Proper feed management will also improve water quality stability and reduce pond bottom degradation. There will be less wasted feed, which directly impacts water quality and pond bottom cleanliness.

Recommended Shrimp Feed Size

The current small diameter feed size is driven more by market demand than technical requirements. Shrimp do not swallow feed pellets whole; they cut and crush the pellets before consuming them. Therefore, pellet size is less critical. However, smaller pellets will have a higher number of pellets per kg, which is an advantage. Attractants, water-soluble vitamins, and minerals will leach faster from small-sized feed. Small feed particles are also more easily lost into pond sediments.
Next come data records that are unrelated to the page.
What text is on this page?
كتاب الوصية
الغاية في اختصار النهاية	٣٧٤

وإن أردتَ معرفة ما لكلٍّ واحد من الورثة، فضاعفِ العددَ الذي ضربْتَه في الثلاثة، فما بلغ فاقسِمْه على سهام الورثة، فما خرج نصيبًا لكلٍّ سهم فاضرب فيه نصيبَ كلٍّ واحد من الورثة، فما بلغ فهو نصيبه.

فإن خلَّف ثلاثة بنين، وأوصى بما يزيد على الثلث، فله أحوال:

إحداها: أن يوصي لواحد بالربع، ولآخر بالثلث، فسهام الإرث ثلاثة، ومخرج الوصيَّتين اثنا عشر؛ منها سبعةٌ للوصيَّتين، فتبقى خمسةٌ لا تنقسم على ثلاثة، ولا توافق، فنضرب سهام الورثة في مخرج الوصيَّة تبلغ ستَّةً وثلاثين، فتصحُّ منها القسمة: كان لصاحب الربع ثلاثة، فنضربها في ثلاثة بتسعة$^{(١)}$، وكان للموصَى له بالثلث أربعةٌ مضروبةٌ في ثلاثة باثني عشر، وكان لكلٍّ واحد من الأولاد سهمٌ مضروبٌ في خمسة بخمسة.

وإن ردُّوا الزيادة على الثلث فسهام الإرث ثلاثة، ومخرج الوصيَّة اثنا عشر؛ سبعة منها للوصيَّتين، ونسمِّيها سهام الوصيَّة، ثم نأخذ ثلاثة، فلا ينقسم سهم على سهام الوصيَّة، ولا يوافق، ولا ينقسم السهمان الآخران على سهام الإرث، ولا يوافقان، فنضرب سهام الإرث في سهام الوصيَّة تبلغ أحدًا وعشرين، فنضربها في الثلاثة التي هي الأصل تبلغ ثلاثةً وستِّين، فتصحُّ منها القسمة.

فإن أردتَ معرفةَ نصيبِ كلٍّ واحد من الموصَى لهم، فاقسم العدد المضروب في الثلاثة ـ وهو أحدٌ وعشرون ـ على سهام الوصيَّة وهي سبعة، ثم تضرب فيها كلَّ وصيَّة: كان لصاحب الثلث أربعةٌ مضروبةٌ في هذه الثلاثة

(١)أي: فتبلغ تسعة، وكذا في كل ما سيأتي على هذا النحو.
Table 1. Some general recommendations for feed pellet type and size in shrimp farming, corresponding to average body weight (ABW)

Feeding Time and Quantity

A minimum amount of feed should be allocated for any feeding time based on pond area, rather than strictly on biomass-based feeding rates for shrimp under 4g. A "blind feeding" program is recommended until shrimp reach an average of about 3.5g and when shrimp begin to appear on the feeding trays (nhá).

Table 2. Feed allocation by number of feedings per day

Monitoring Daily Feed Consumption

Many systems have been developed to monitor daily feed consumption. However, the most common and widely practiced system is the use of feeding trays (nhá). Proper use of nhá depends on dedicated and experienced farm technicians. These technicians must interpret data on consumption at the nhá, shrimp size, estimated biomass/survival rate, weather conditions, and water quality at the time of feeding.

Nhá are typically square or round with 10cm high sides. This is important because when the nhá is slowly lifted, shrimp remain inside, allowing observation of their health status and size uniformity. Nhá are weighted to sink evenly without feed washing out.

Slowly lifting the nhá helps observe shrimp health and size uniformity, Indonesia

Nhá are attached to the ends of piers in the pond. The pier length should be at least 2m from the bank. Nhá should be placed 30-50cm from the pond bottom. Sturdy piers need to be built for technicians to easily operate and observe the shrimp.

Solid concrete walkway for checking nhá, Indonesia

A minimum of 4 nhá should be used for a 0.5 ha pond (one nhá per side). Larger ponds require more nhá: 1 ha needs 6-8 nhá; 2-3 ha needs 8-10 nhá. To accurately calculate daily feed quantity, precise shrimp size (sampled by cast net) and accurate pond biomass (survival rate x stocking density x size, but this is difficult to estimate precisely) are needed.

Actual survival rates can range from 80% (due to poor transport and acclimation) to 120% (due to extra postlarvae provided as a bonus). Estimating survival rates from tables is unreliable. Biomass estimation should be based on the 3-day average of feed consumption to compensate for daily fluctuations. A skilled technician can estimate biomass within a 10% margin of error from the actual value. This is crucial for keeping FCR low, especially when survival rates are low.

Consumption Levels at Feeding Trays (nhá)

This is a tool to estimate biomass and survival rate in conjunction with sampling shrimp weight using a cast net. Biomass estimation is also important at harvest to determine the number of transport containers and the amount of ice needed.

Pond technicians will need: the 3-day average feed consumption, initial stocking density, average body weight (ABW) of shrimp, and a feeding table to perform the following calculations:

Biomass (kg) = 3-day average consumption (kg) / % Feeding rate according to shrimp size.